My linux journey had been,
Manjaro > ubuntu > arch > fedora > silverblue > opensuse tumbleweed > gentoo > nixos > opensuse tumbleweed > nixos.
I kept coming back to nix because i wrote what i wanted it to do and it did it that way every time. Its been a godsend for ZFS, although its not super bad to use ZFS on debian just mostly time consuming. The fact i dont half to worry about a update breaking DKMS and making my filesystem not work. I SWEAR SUN IF YOU COULD HAVE JUST DONE THE GPL INSTEAD OF CDL!!!
I have recently been exploring Guix, purely because of the NixOS drama. But i think nix is my main server OS
maybe try zVault (freenas fork)? heard it's great.
I found all that TrueNAS back and forth a bit confusing but I'm glad they ended up on Debian as a base. This seems to value FreeBSD but I can't find their reasoning.
Weeeell, since they switched to a semi-subscription model, I'd recommend looking into TrueNAS (inb4 they start locking down their stuff)
Here, you lost this
u
Far. Fedora + ZFS for my NAS that's consumed by a 3-node bare-metal Kubernetes cluster running Talos. K8s has a ZFS provisioner that automatically creates new volumes when I spin something up. It more or less just works.
Debian?
It just works, I love Debian. Never even thought about getting unraid
Yeah I wouldn't call Arch a server OS. I run Arch on my laptop, but Debian on my docker/file/self-hosting server. Best tool for the job etc. Never even been tempted by Unraid, the whole point of running Linux is that I control what goes where.
Arch on the desktop, Debian on the server is the way to go. Both solid, community (non-corporate) distros that fit each use case.
Ive been using Unraid for years.
I am fully capable of running a Docker solution and setting up drives in a raid configuration. It's more or less one of my job duties so when I get home I'm not in a hurry to do a lot more of that.
But Unraid is not zero maintenance, and when something goes wrong, it's a bit of a pain in the ass to fix even with significant institutional knowledge.
Running disks in JBOD with parity is wonderful for fault tolerance. But throughput for copying files is very slow.

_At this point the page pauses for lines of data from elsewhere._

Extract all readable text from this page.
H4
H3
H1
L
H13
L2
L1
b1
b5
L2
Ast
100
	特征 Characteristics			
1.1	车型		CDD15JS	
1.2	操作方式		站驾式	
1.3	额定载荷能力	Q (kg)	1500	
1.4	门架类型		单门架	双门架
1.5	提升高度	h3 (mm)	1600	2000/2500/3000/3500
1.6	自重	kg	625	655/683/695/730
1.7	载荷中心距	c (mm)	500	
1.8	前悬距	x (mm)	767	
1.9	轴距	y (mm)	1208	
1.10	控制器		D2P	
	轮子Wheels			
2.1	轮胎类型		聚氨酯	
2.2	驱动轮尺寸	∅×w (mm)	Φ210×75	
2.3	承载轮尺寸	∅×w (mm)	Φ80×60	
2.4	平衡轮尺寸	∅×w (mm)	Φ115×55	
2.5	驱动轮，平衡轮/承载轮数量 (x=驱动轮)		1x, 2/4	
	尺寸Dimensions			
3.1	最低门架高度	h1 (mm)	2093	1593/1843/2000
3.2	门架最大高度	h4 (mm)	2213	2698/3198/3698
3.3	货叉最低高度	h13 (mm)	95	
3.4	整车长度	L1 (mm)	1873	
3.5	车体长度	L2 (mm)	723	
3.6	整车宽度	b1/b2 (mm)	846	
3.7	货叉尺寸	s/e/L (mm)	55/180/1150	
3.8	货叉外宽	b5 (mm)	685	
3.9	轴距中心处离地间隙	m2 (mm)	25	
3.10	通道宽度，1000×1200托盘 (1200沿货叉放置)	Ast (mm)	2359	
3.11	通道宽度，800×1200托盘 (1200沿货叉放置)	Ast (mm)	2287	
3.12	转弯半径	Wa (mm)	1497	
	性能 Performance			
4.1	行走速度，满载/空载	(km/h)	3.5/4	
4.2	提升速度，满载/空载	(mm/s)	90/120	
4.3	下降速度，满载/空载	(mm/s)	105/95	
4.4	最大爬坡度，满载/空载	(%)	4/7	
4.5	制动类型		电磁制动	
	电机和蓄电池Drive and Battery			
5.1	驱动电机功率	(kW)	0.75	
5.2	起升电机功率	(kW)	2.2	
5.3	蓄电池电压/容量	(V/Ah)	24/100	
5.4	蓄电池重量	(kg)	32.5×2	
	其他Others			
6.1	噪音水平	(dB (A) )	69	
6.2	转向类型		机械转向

You could run it with zfs and get much more performance, but then all your discs need to be the same size, and there's regular disk maintenance that needs to happen.

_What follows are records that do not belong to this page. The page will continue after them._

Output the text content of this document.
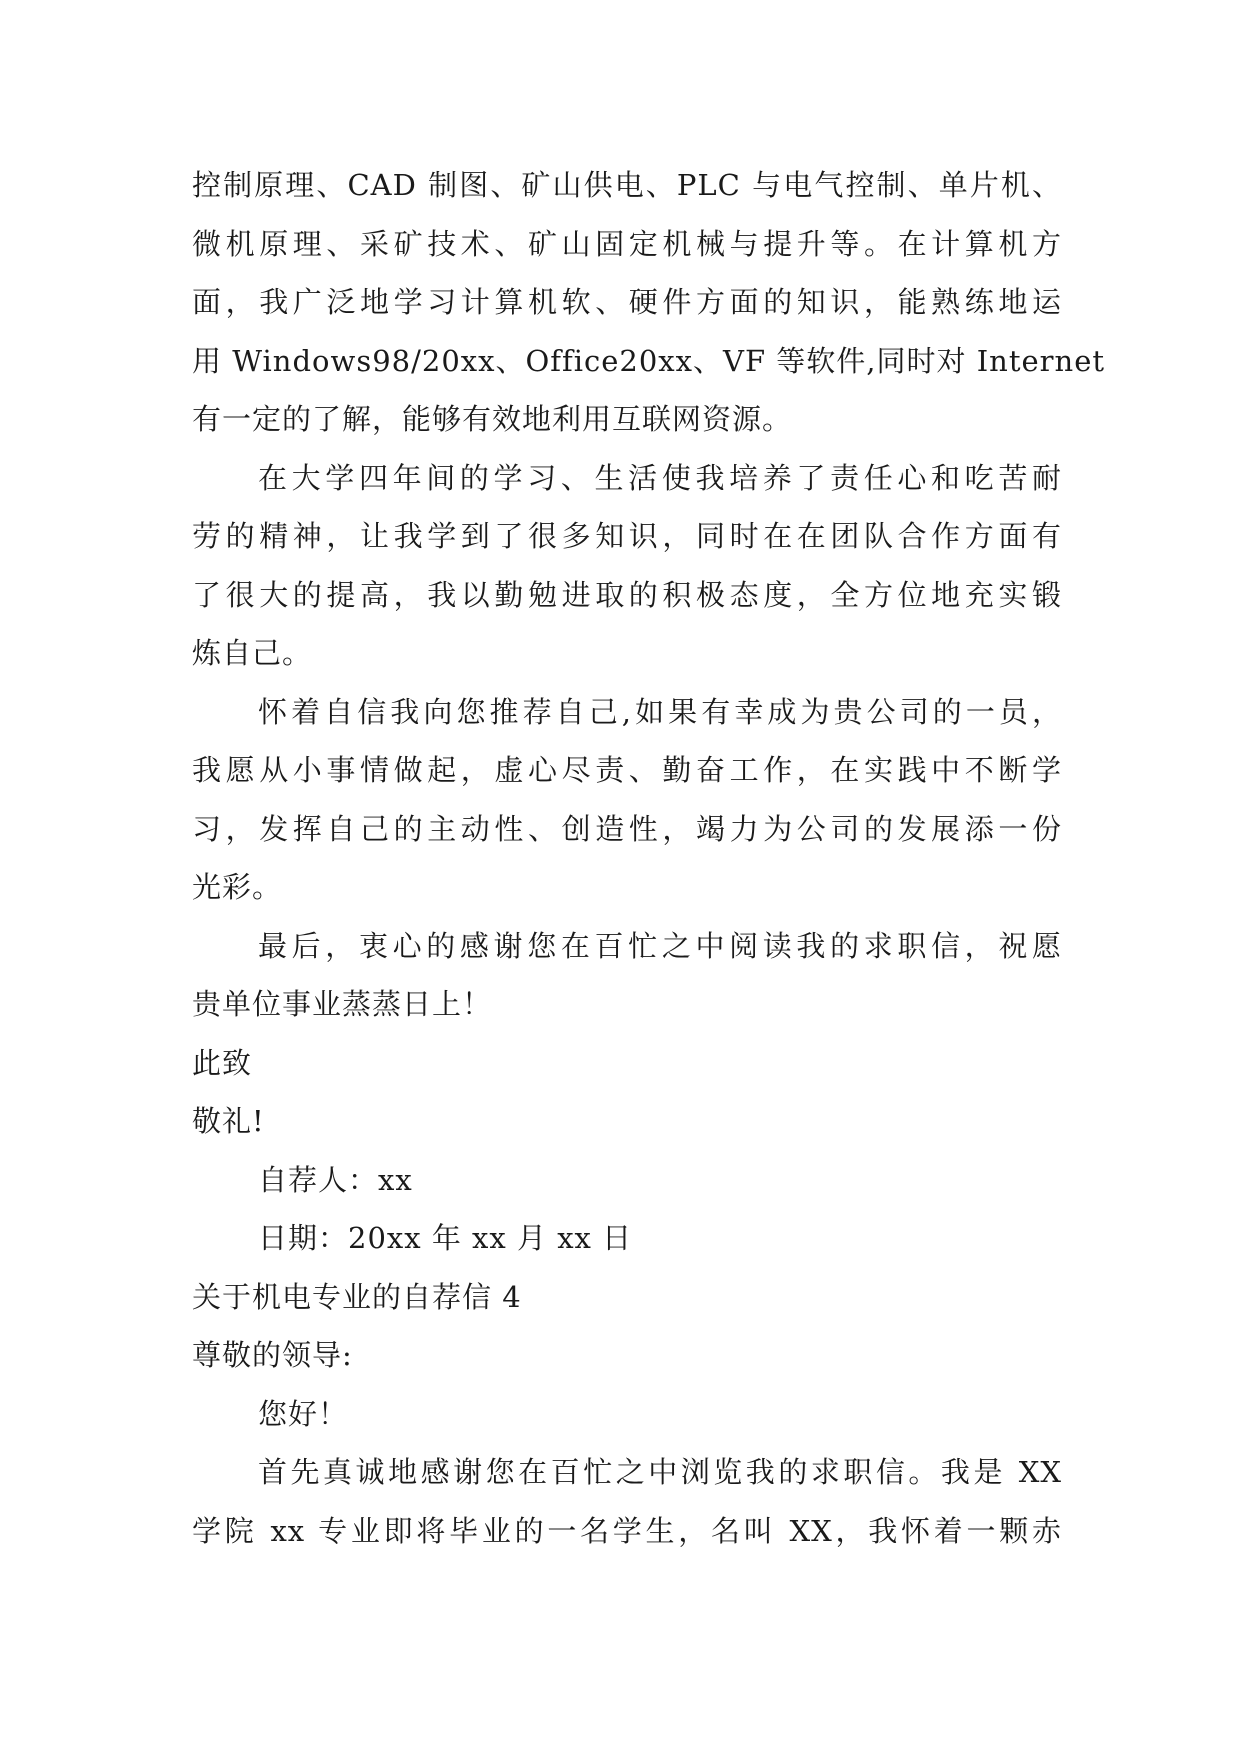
控制原理、CAD 制图、矿山供电、PLC 与电气控制、单片机、
微机原理、采矿技术、矿山固定机械与提升等。在计算机方
面，我广泛地学习计算机软、硬件方面的知识，能熟练地运
用 Windows98/20xx、Office20xx、VF 等软件,同时对 Internet
有一定的了解，能够有效地利用互联网资源。
在大学四年间的学习、生活使我培养了责任心和吃苦耐
劳的精神，让我学到了很多知识，同时在在团队合作方面有
了很大的提高，我以勤勉进取的积极态度，全方位地充实锻
炼自己。
怀着自信我向您推荐自己,如果有幸成为贵公司的一员，
我愿从小事情做起，虚心尽责、勤奋工作，在实践中不断学
习，发挥自己的主动性、创造性，竭力为公司的发展添一份
光彩。
最后，衷心的感谢您在百忙之中阅读我的求职信，祝愿
贵单位事业蒸蒸日上！
此致
敬礼!
自荐人：xx
日期：20xx 年 xx 月 xx 日
关于机电专业的自荐信 4
尊敬的领导:
您好！
首先真诚地感谢您在百忙之中浏览我的求职信。我是 XX
学院 xx 专业即将毕业的一名学生，名叫 XX，我怀着一颗赤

They have this weird dedication to running everything is root. They're not inherently insecure, but it's one of those obvious no-nos that you shouldn't do that they're holding on to.
If you want to make it a jellyfin/arr server and just store some docs on the side, it's reasonable and fairly low maintenance.

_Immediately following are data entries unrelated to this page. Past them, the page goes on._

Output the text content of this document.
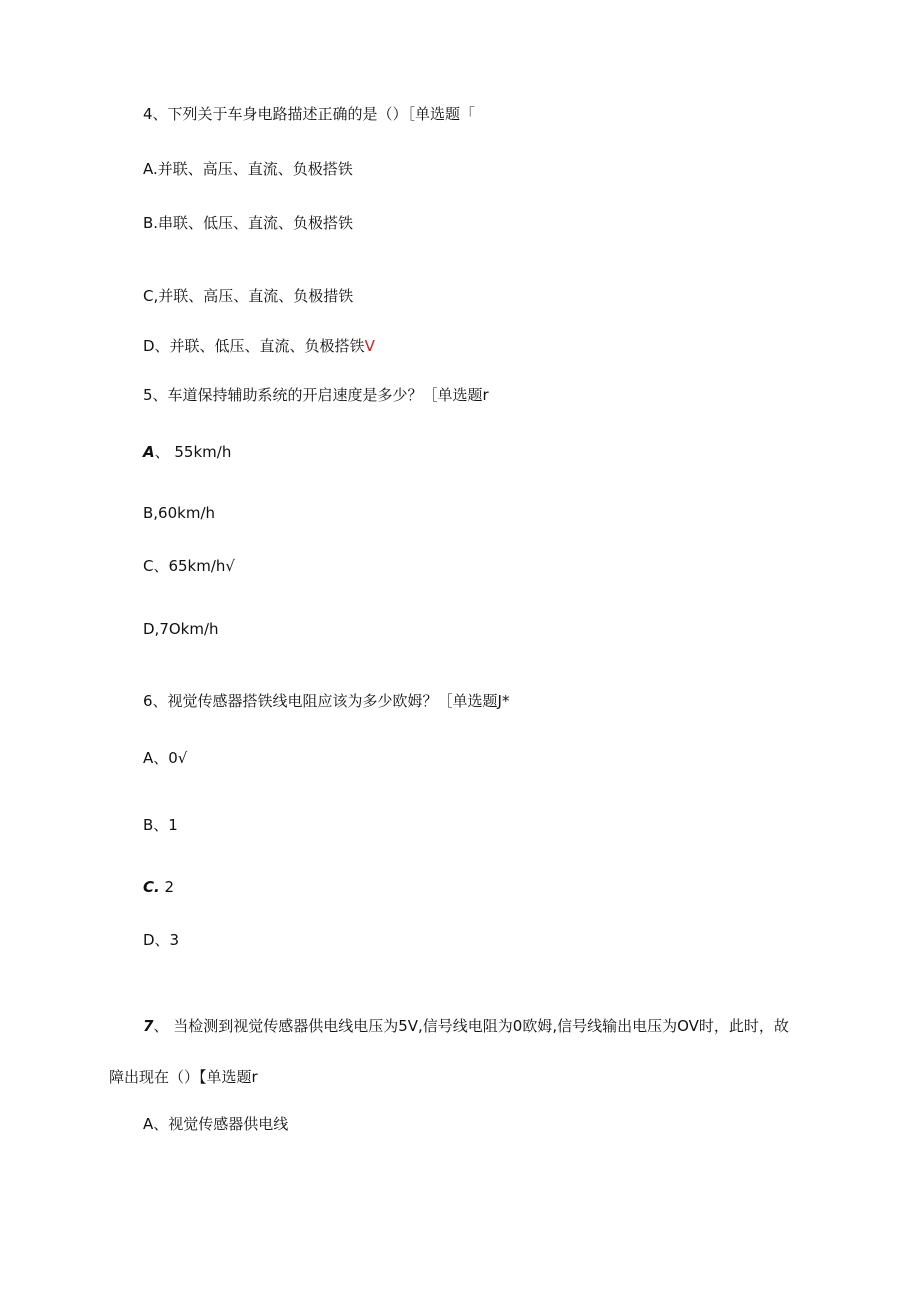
4、下列关于车身电路描述正确的是（）［单选题「
A.并联、高压、直流、负极搭铁
B.串联、低压、直流、负极搭铁
C,并联、高压、直流、负极措铁
D、并联、低压、直流、负极搭铁V
5、车道保持辅助系统的开启速度是多少？［单选题r
A、 55km∕h
B,60km∕h
C、65km∕h√
D,7Okm∕h
6、视觉传感器搭铁线电阻应该为多少欧姆？［单选题J*
A、0√
B、1
C. 2
D、3
7、 当检测到视觉传感器供电线电压为5V,信号线电阻为0欧姆,信号线输出电压为OV时，此时，故
障出现在（）【单选题r
A、视觉传感器供电线
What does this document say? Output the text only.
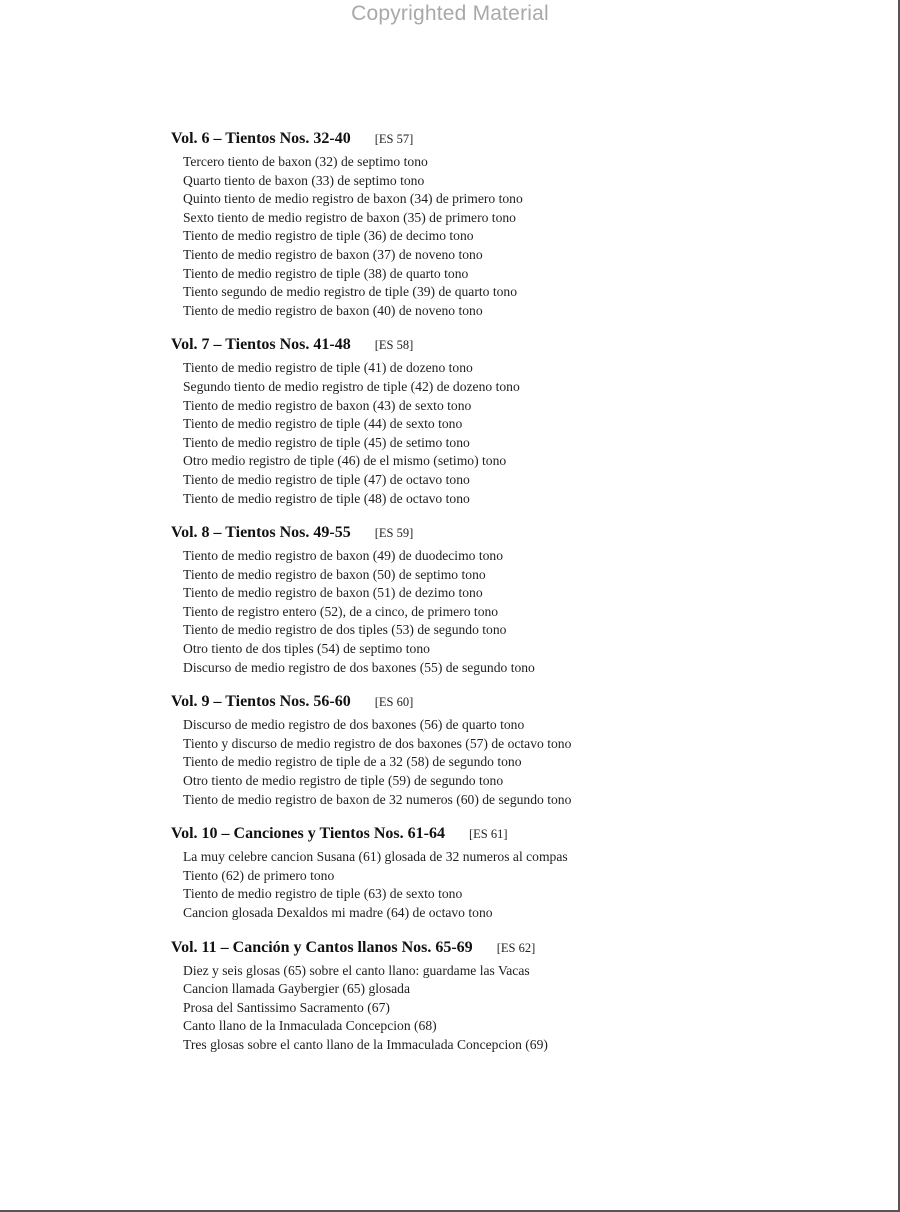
Copyrighted Material
Vol. 6 – Tientos Nos. 32-40 [ES 57]
Tercero tiento de baxon (32) de septimo tono
Quarto tiento de baxon (33) de septimo tono
Quinto tiento de medio registro de baxon (34) de primero tono
Sexto tiento de medio registro de baxon (35) de primero tono
Tiento de medio registro de tiple (36) de decimo tono
Tiento de medio registro de baxon (37) de noveno tono
Tiento de medio registro de tiple (38) de quarto tono
Tiento segundo de medio registro de tiple (39) de quarto tono
Tiento de medio registro de baxon (40) de noveno tono
Vol. 7 – Tientos Nos. 41-48 [ES 58]
Tiento de medio registro de tiple (41) de dozeno tono
Segundo tiento de medio registro de tiple (42) de dozeno tono
Tiento de medio registro de baxon (43) de sexto tono
Tiento de medio registro de tiple (44) de sexto tono
Tiento de medio registro de tiple (45) de setimo tono
Otro medio registro de tiple (46) de el mismo (setimo) tono
Tiento de medio registro de tiple (47) de octavo tono
Tiento de medio registro de tiple (48) de octavo tono
Vol. 8 – Tientos Nos. 49-55 [ES 59]
Tiento de medio registro de baxon (49) de duodecimo tono
Tiento de medio registro de baxon (50) de septimo tono
Tiento de medio registro de baxon (51) de dezimo tono
Tiento de registro entero (52), de a cinco, de primero tono
Tiento de medio registro de dos tiples (53) de segundo tono
Otro tiento de dos tiples (54) de septimo tono
Discurso de medio registro de dos baxones (55) de segundo tono
Vol. 9 – Tientos Nos. 56-60 [ES 60]
Discurso de medio registro de dos baxones (56) de quarto tono
Tiento y discurso de medio registro de dos baxones (57) de octavo tono
Tiento de medio registro de tiple de a 32 (58) de segundo tono
Otro tiento de medio registro de tiple (59) de segundo tono
Tiento de medio registro de baxon de 32 numeros (60) de segundo tono
Vol. 10 – Canciones y Tientos Nos. 61-64 [ES 61]
La muy celebre cancion Susana (61) glosada de 32 numeros al compas
Tiento (62) de primero tono
Tiento de medio registro de tiple (63) de sexto tono
Cancion glosada Dexaldos mi madre (64) de octavo tono
Vol. 11 – Canción y Cantos llanos Nos. 65-69 [ES 62]
Diez y seis glosas (65) sobre el canto llano: guardame las Vacas
Cancion llamada Gaybergier (65) glosada
Prosa del Santissimo Sacramento (67)
Canto llano de la Inmaculada Concepcion (68)
Tres glosas sobre el canto llano de la Immaculada Concepcion (69)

I'm happy enough with them not to change away. And if you wait till a black Friday they usually have a pretty good sale.
I'll probably eventually move to a ProxMox and a Kubernetes cluster as I've picked up those skills at work. I kind of want to throw together a 10-inch rack with a cluster of RPI. But that's pretty against what direction you're looking to head :)
Nah. I have everything in containers so maintenance is a non-issue, since I can upgrade the host separately from the containers. I'm using openSUSE Leap with a BTRFS mirror for the storage and I never have to think about it. I'll probably move to openSUSE MicroOS when I get a new boot drive so I don't have to do the release upgrade every other year.
Not too close. My Proxmox server is basically set up, I can't fit anything more on it, so it's just back end and tinkering now. I'm comfortable with Proxmox.
That said, new box and a large windfall I'd have a look at Unraid. After donating to Proxmox at least that much first.
If Proxmox didn't exist (and TTeck didn't exist) I think I would have at least tested Unraid. I was comfy in Debian with Docker as a virtualisation host before moving to Proxmox anyways.
I'm sure it's good, I would like to give it a go. I'm happy where I am though.
I use Unraid. It’s great and a lot less hassle than back when I used just a regular distro for everything.
Not close at all.
OK, I got some missing bells and whistles in my current setup, which is just a poor man's NAS made of ZFS and samba, plus a nextcloud for convenience.
But I fell so much in love with ZFS that I would never replace it with unraid. For my next box I am looking forward to use TrueNAS instead.